It’s been an amazing month. There has been abundant fruit in all areas of life (except Laura). The kids are doing great and really want to move out here. There has been many divine connections. God has told me to get under cover (find a church). Everything points to permanence. The work is going great, and they seem to want me out here. But, Evan and I talked yesterday, and they dont want to separate me from the kids. I dont know how to take that. Is it up to them to make this decision? Is it God’s will that I be out here? It certainly seems that way. To the best of my ability, I believe it to be the case.
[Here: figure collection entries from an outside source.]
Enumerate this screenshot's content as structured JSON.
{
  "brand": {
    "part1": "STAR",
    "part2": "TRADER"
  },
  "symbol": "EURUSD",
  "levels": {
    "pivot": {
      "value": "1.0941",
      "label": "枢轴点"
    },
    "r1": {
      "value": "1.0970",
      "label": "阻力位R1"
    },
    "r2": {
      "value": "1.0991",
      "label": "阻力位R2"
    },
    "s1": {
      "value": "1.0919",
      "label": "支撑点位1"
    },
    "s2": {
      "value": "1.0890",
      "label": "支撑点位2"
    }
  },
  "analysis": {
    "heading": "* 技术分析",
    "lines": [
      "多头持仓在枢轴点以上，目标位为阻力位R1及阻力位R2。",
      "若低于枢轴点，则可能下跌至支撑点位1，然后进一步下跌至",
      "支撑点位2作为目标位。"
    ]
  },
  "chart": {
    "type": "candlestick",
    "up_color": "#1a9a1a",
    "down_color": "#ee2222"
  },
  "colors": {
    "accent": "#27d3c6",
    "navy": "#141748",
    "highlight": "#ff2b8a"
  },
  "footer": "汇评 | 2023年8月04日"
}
I talked to Laura yesterday, and she is bent on the divorce. She asked me if work was going well and if there were long-range plans. I said that Evan and Nate appear to want me to stay on but are concerned for the kids. That we all were. That discussion ended up with her asking me what I thought. I told her that I thought that I wanted her to move out here and for us to be a family. She then proceeded to tell me that she didnt want to be with a liar. Oh great, so now I am a liar. That Lakeland thing still is coming back, and I told her that fear of man was the issue and that I sinned and that I repented. There is nothing left for me there. But, she is so bound up and seems to be listening to every word the devil throws at her. We need intervention from the LORD.
In this case, what does loving Laura say? What does obeying God say? I dont want to live my life apart from my kids.
LORD, you have to give me wisdom here. Please tell me what You want done.
I keep thinking back to the prophetic word that John R. out in Redding said in being true my dreams since they are close to God’s heart. That’s a big word.
When I see the fact that it was God who brought me out and that there is so much fruit, I struggle to imagine that I am supposed to go back east. Oh boy, do I need wisdom.